HESI RN
HESI RN Medical Surgical Practice Exam
1. A healthcare professional is reading the chest x-ray report of a client who has just been intubated. The report states that the tip of the endotracheal tube lies 1 cm above the carina. The healthcare professional interprets that the tube is positioned above:
- A. The first tracheal cartilaginous ring
- B. The point where the larynx connects to the trachea
- C. The bifurcation of the right and left main stem bronchi
- D. The area connecting the oropharynx to the laryngopharynx
Correct answer: C
Rationale: The carina is a cartilaginous ridge that separates the openings of the two main stem (right and left) bronchi. If an endotracheal tube is inserted past the carina, the tube will enter the right main stem bronchus due to the natural curvature of the airway. This positioning is dangerous as only the right lung will be ventilated. It can be identified as only the right lung will have breath sounds and rise and fall with ventilation. Choices A, B, and D are incorrect as they do not relate to the specific anatomical landmark mentioned in the scenario.
2. A nurse cares for a client with urinary incontinence. The client states, “I am so embarrassed. My bladder leaks like a young child’s bladder.” How should the nurse respond?
- A. I understand how you feel. I would be mortified.
- B. Incontinence pads will minimize leaks in public.
- C. I can teach you strategies to help control your incontinence.
- D. More women experience incontinence than you might think.
Correct answer: C
Rationale: The nurse should accept and acknowledge the client’s concerns, and assist the client to learn techniques that will allow control of urinary incontinence. The nurse should not diminish the client’s concerns with the use of pads or stating statistics about the occurrence of incontinence.
3. A nursing student is suctioning a client through a tracheostomy tube while a nurse observes. Which action by the student would prompt the nurse to intervene and demonstrate the correct procedure? Select all that apply.
- A. Setting the suction pressure to 60 mm Hg
- B. Applying suction throughout the procedure
- C. Assessing breath sounds before suctioning
- D. Placing the client in a supine position before the procedure
Correct answer: A
Rationale: The correct suction pressure for an adult client with a tracheostomy tube is typically between 80 to 120 mm Hg.
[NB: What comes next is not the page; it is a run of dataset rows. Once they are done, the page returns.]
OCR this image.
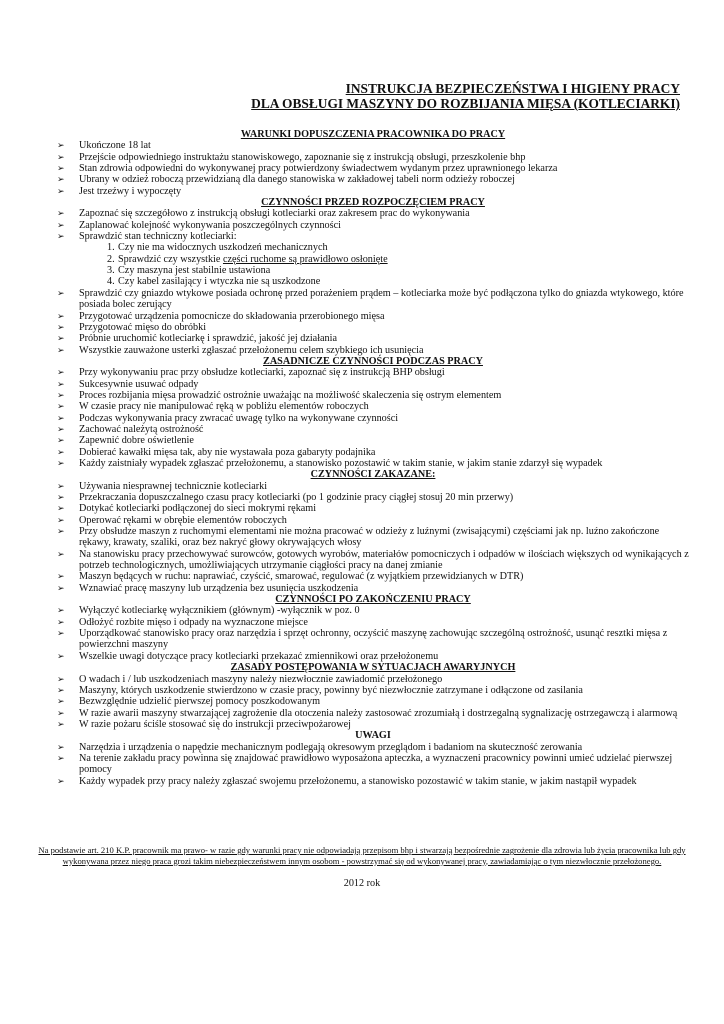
INSTRUKCJA BEZPIECZEŃSTWA I HIGIENY PRACY
DLA OBSŁUGI MASZYNY DO ROZBIJANIA MIĘSA (KOTLECIARKI)
WARUNKI DOPUSZCZENIA PRACOWNIKA DO PRACY
➢ Ukończone 18 lat
➢ Przejście odpowiedniego instruktażu stanowiskowego, zapoznanie się z instrukcją obsługi, przeszkolenie bhp
➢ Stan zdrowia odpowiedni do wykonywanej pracy potwierdzony świadectwem wydanym przez uprawnionego lekarza
➢ Ubrany w odzież roboczą przewidzianą dla danego stanowiska w zakładowej tabeli norm odzieży roboczej
➢ Jest trzeźwy i wypoczęty
CZYNNOŚCI PRZED ROZPOCZĘCIEM PRACY
➢ Zapoznać się szczegółowo z instrukcją obsługi kotleciarki oraz zakresem prac do wykonywania
➢ Zaplanować kolejność wykonywania poszczególnych czynności
➢ Sprawdzić stan techniczny kotleciarki:
1. Czy nie ma widocznych uszkodzeń mechanicznych
2. Sprawdzić czy wszystkie części ruchome są prawidłowo osłonięte
3. Czy maszyna jest stabilnie ustawiona
4. Czy kabel zasilający i wtyczka nie są uszkodzone
➢ Sprawdzić czy gniazdo wtykowe posiada ochronę przed porażeniem prądem – kotleciarka może być podłączona tylko do gniazda wtykowego, które posiada bolec zerujący
➢ Przygotować urządzenia pomocnicze do składowania przerobionego mięsa
➢ Przygotować mięso do obróbki
➢ Próbnie uruchomić kotleciarkę i sprawdzić, jakość jej działania
➢ Wszystkie zauważone usterki zgłaszać przełożonemu celem szybkiego ich usunięcia
ZASADNICZE CZYNNOŚCI PODCZAS PRACY
➢ Przy wykonywaniu prac przy obsłudze kotleciarki, zapoznać się z instrukcją BHP obsługi
➢ Sukcesywnie usuwać odpady
➢ Proces rozbijania mięsa prowadzić ostrożnie uważając na możliwość skaleczenia się ostrym elementem
➢ W czasie pracy nie manipulować ręką w pobliżu elementów roboczych
➢ Podczas wykonywania pracy zwracać uwagę tylko na wykonywane czynności
➢ Zachować należytą ostrożność
➢ Zapewnić dobre oświetlenie
➢ Dobierać kawałki mięsa tak, aby nie wystawała poza gabaryty podajnika
➢ Każdy zaistniały wypadek zgłaszać przełożonemu, a stanowisko pozostawić w takim stanie, w jakim stanie zdarzył się wypadek
CZYNNOŚCI ZAKAZANE:
➢ Używania niesprawnej technicznie kotleciarki
➢ Przekraczania dopuszczalnego czasu pracy kotleciarki (po 1 godzinie pracy ciągłej stosuj 20 min przerwy)
➢ Dotykać kotleciarki podłączonej do sieci mokrymi rękami
➢ Operować rękami w obrębie elementów roboczych
➢ Przy obsłudze maszyn z ruchomymi elementami nie można pracować w odzieży z luźnymi (zwisającymi) częściami jak np. luźno zakończone rękawy, krawaty, szaliki, oraz bez nakryć głowy okrywających włosy
➢ Na stanowisku pracy przechowywać surowców, gotowych wyrobów, materiałów pomocniczych i odpadów w ilościach większych od wynikających z potrzeb technologicznych, umożliwiających utrzymanie ciągłości pracy na danej zmianie
➢ Maszyn będących w ruchu: naprawiać, czyścić, smarować, regulować (z wyjątkiem przewidzianych w DTR)
➢ Wznawiać pracę maszyny lub urządzenia bez usunięcia uszkodzenia
CZYNNOŚCI PO ZAKOŃCZENIU PRACY
➢ Wyłączyć kotleciarkę wyłącznikiem (głównym) -wyłącznik w poz. 0
➢ Odłożyć rozbite mięso i odpady na wyznaczone miejsce
➢ Uporządkować stanowisko pracy oraz narzędzia i sprzęt ochronny, oczyścić maszynę zachowując szczególną ostrożność, usunąć resztki mięsa z powierzchni maszyny
➢ Wszelkie uwagi dotyczące pracy kotleciarki przekazać zmiennikowi oraz przełożonemu
ZASADY POSTĘPOWANIA W SYTUACJACH AWARYJNYCH
➢ O wadach i / lub uszkodzeniach maszyny należy niezwłocznie zawiadomić przełożonego
➢ Maszyny, których uszkodzenie stwierdzono w czasie pracy, powinny być niezwłocznie zatrzymane i odłączone od zasilania
➢ Bezwzględnie udzielić pierwszej pomocy poszkodowanym
➢ W razie awarii maszyny stwarzającej zagrożenie dla otoczenia należy zastosować zrozumiałą i dostrzegalną sygnalizację ostrzegawczą i alarmową
➢ W razie pożaru ściśle stosować się do instrukcji przeciwpożarowej
UWAGI
➢ Narzędzia i urządzenia o napędzie mechanicznym podlegają okresowym przeglądom i badaniom na skuteczność zerowania
➢ Na terenie zakładu pracy powinna się znajdować prawidłowo wyposażona apteczka, a wyznaczeni pracownicy powinni umieć udzielać pierwszej pomocy
➢ Każdy wypadek przy pracy należy zgłaszać swojemu przełożonemu, a stanowisko pozostawić w takim stanie, w jakim nastąpił wypadek
Na podstawie art. 210 K.P. pracownik ma prawo- w razie gdy warunki pracy nie odpowiadają przepisom bhp i stwarzają bezpośrednie zagrożenie dla zdrowia lub życia pracownika lub gdy wykonywana przez niego praca grozi takim niebezpieczeństwem innym osobom - powstrzymać się od wykonywanej pracy, zawiadamiając o tym niezwłocznie przełożonego.
2012 rok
Suction should be applied intermittently during catheter withdrawal to avoid damaging the airway. Assessing breath sounds before suctioning is important to ensure the procedure is necessary. Placing the client in a supine position before suctioning can compromise their airway; instead, the head of the bed should be elevated to facilitate proper drainage and reduce the risk of aspiration. Therefore, setting the suction pressure to 60 mm Hg is incorrect and would prompt the nurse to intervene and correct the procedure.
4. A nursing assistant is measuring the blood pressure (BP) of a hypertensive client while a nurse observes. Which action on the part of the assistant would interfere with accurate measurement and prompt the nurse to intervene? Select all that apply.
- A. Measuring the BP after the client has sat quietly for 5 minutes
- B. Having the client sit with the arm bared and supported at heart level
- C. Using a cuff with a rubber bladder that encircles less than 80% of the limb
- D. Measuring the BP after the client reports that he just drank a cup of coffee
Correct answer: C
Rationale: To ensure accurate blood pressure (BP) measurement, the cuff used should have a rubber bladder that encircles at least 80% of the limb being measured. This ensures proper compression and accurate readings. Choices A and B are correct practices as it is recommended to measure BP after the client has sat quietly for 5 minutes and to have the client sit with the arm bared and supported at heart level. Choice D is also a correct reason for intervention as the client should not have consumed caffeine or smoked tobacco within 30 minutes before BP measurement, as it can affect the accuracy of the reading.
5. The patient is receiving a high dose of tetracycline (Sumycin). Which laboratory values should the nurse monitor while caring for this patient?
- A. Blood urea nitrogen (BUN) and creatinine levels
- B. Complete blood counts
- C. Electrolytes
- D. Liver enzyme levels
Correct answer: A
Rationale: High doses of tetracyclines can lead to nephrotoxicity, especially when given along with other nephrotoxic drugs. Renal function tests, such as monitoring blood urea nitrogen (BUN) and creatinine levels, should be performed to assess for nephrotoxicity. Monitoring complete blood counts (choice B) is not directly related to tetracycline therapy. Checking electrolytes (choice C) is important but not the priority when monitoring for tetracycline-induced nephrotoxicity. Monitoring liver enzyme levels (choice D) is not typically indicated in the context of tetracycline therapy.